Not sure what you mean by "not accessible" here. It is accessible in unity build as your comment says it.


In Unity builds you really should do "static" prefix before all functions ("static inline" is also OK). As that will greatly improve compilation and linker speed. Because then compiler won't need to put symbol names in exported symbol table, and linker will not need to deal with them.
53 posts
Understanding the C linker: Internal/External linkage
4 weeks, 1 day ago
If you do unity build, the concepts of "files" do not exist - there is only one translation unit. Everybody can access whatever symbol they want - as everything is visible in same translation unit.
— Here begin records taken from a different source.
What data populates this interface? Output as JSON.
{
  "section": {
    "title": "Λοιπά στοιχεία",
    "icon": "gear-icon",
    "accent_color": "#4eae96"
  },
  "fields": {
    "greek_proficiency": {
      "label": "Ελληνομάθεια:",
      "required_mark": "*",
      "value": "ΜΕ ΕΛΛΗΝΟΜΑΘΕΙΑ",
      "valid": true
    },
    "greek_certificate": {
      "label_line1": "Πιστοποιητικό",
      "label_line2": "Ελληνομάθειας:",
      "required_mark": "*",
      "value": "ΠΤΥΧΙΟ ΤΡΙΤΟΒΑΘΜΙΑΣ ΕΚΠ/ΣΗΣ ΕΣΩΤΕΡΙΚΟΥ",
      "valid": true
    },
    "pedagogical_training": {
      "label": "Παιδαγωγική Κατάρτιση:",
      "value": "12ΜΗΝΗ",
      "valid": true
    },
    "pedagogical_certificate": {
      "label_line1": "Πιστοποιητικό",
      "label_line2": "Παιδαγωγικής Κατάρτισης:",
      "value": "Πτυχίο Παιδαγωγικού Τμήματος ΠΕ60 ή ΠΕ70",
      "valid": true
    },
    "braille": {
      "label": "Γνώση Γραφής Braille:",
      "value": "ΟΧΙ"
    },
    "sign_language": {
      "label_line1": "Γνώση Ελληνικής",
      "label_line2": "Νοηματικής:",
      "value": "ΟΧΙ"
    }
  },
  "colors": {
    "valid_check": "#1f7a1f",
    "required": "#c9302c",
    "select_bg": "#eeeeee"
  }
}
That was my point, regardless linkage it seems that in Unity build, the linker hints are only informative for the coder. It seems a bit an excess to keep specifying the other meanings than the "static inline" as you mentioned.

In Unity builds you really should do "static" prefix before all functions ("static inline" is also OK). As that will greatly improve compilation and linker speed. Because then compiler won't need to put symbol names in exported symbol table, and linker will not need to deal with them.


Yes that's true, it is already obvious even with the smallest sample code, that unity build is way faster for the reasons you are mentioning.

Any recommendations (as a general guide) to reduce linker times when using multiple compile units?

Not sure what you mean by "not accessible" here.

Sorry, a typo, you are correct. It is accessible in unity build.